Hij ging naar New Trier High School in Winnetka (Wilmette), Illinois. Daar werd hij voorzitter van de Drama Club. Kort daarna, moest hij er weggaan, van school gestuurd vlak voor zijn afstuderen in de lente van zijn vierde jaar (1922) wegens roken op de campus. Enkele weken later ruilde hij de North Shore Players** in voor een ander gezelschap... |
Vervolgens trad hij op bij het theater- en repertoire toneelgezelschap 'The Chautauqua Road Company' (1922)zelfs in een tent. Zijn eerste echt grote rol kreeg hij bij dit gezelschap in The Shepherd of the Hills (juni 1922), een Ozark melodrama, waarin hij twee rollen voor zijn rekening nam: de vader van de hoofdrolspeler (die zelf 10 jaar ouder was dan Ralph) en de slechterik. Hij reisde verder doorheen het Middenwesten bij toneelgezelschappen (1922-23) in Madison, Wisconsin, en Fort Wayne en Evansville, Indiana. Hij bleef op elke locatie telkens 10, 12, 15 weken of langer en voerde elke week een ander stuk op. Overdag repeteerde hij een toneelstuk terwijl hij 's avonds in een ander stuk speelde. Zijn vriend Melvyn Douglas, een leerling van Bill Owen, en tevens een acteur die met moeite werk vond, was er in geslaagd een hoofdrol te krijgen in het Dorothy La Vern theater gezelschap (Orpheum Theatre Madison, Wisconsin) en kreeg hen zover om er Bellamy als zaken en toneelmanager $40 per week te laten verdienen. “Het was echt geen rozengeur en maneschijn. Vaak ging ik met honger naar
bed. Tussen engagementen door deed ik elk werk dat me drie maaltijden per dag en
een slaapplaats opleverde. Ik heb zelfs meerdere keren greppels gegraven, maar
dat deerde me niet.
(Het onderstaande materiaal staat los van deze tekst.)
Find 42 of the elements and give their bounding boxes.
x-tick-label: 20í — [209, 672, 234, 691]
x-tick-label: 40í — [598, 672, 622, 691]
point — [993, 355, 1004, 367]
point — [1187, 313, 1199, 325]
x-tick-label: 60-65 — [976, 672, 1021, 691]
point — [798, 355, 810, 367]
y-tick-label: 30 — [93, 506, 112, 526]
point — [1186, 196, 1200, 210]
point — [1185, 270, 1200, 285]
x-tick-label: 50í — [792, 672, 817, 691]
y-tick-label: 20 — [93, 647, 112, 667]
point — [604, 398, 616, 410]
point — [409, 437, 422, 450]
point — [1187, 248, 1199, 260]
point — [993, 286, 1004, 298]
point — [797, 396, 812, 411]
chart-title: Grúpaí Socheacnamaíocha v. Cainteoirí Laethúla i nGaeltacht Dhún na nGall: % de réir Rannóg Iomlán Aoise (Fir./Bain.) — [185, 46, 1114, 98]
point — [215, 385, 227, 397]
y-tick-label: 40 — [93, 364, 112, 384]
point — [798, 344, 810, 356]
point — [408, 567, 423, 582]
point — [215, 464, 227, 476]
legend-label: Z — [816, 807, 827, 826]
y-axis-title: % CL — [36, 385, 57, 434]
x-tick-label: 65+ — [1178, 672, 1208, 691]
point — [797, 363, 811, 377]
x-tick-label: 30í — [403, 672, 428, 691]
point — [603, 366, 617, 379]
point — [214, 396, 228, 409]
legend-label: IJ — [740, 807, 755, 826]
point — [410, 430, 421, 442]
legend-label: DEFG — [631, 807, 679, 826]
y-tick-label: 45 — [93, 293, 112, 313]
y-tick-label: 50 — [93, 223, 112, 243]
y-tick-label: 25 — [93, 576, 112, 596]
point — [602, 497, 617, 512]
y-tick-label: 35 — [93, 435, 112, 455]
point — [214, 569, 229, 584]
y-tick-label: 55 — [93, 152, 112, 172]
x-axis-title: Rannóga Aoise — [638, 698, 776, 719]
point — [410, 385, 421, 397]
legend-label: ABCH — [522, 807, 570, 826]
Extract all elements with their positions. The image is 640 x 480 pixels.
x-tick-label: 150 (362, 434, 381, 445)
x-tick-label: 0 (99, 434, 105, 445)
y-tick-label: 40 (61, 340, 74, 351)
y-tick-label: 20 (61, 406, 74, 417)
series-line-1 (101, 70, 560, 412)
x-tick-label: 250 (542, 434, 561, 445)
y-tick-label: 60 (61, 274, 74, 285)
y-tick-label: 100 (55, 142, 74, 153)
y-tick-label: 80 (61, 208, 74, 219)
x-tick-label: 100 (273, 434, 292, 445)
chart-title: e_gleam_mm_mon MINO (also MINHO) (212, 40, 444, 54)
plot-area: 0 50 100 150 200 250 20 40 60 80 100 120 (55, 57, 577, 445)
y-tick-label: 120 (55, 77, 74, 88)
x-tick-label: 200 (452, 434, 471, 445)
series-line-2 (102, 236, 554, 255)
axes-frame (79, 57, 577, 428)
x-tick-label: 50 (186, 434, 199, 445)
Ik was gewoon de tijd aan het doden totdat ik terug kon naar
het werk dat ik het liefste deed.” Hij verliet de Fisher Majestic
Players om zich weer aan te sluiten bij Dorothy La Vern Company
(december 1924 - maart 1925). Op naar Ishpeming, Michigan waar Bellamy in 1924
lid werd van een repertoiregezelschap van de Beach and Jones Repertoire Company.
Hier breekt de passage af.